Okay - First, good job on standing up for yourself!
Second - Try to cut the doctor some slack.
Doctors/med students are assertive by nature, and one of their biggest frustrations in life is running into people who have no medical training telling doctors "what is what" in the medical field. Especially if the information came off the internet because so very, very, very much information on the internet is wrong. Doctors take the view that you have no idea what you are talking about. For a short period of time in my life I was a medical grant writer. It was amazing how quickly their tone changed with me when they found that out. Suddenly I was "more educated" than I was 3 seconds before they knew that. *Rolls eyes*.
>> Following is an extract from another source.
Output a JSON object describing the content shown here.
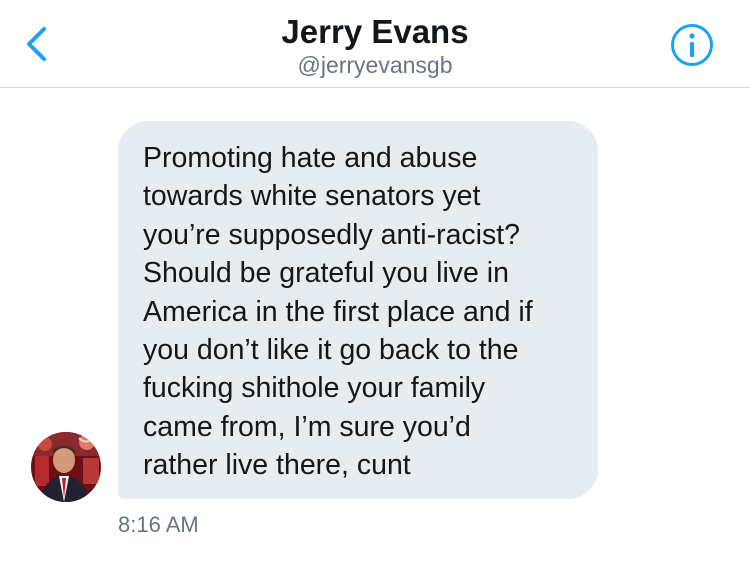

As to the student coming in. In a teaching facility, it is very common for the med students and residents to follow the doctors like shadows. Some of this is to educate the student, some of this is actually for the doctor's protection. Ears that hear and eyes that see can prevent law suits later down the road. If you are uncomfortable with a medical student or resident in the room you should speak up and say something. Do not, though, be surprised if a nurse replaces the med student.
Next time you want to debate the vaccines, do NOT come to the doctor with, "I heard," or "I read." Come with the article and source in hand.
In your eyes, you are preventing your child from receiving fetal tissue.
In that doctor's eyes, you are possibly exposing your child to a deadly illness, and in turn, exposing others to a deadly illness.
You just have to show him that you are not some fly-by-night person who picked up information at some cult-meeting, and rather that your source is a reliable, scientific report.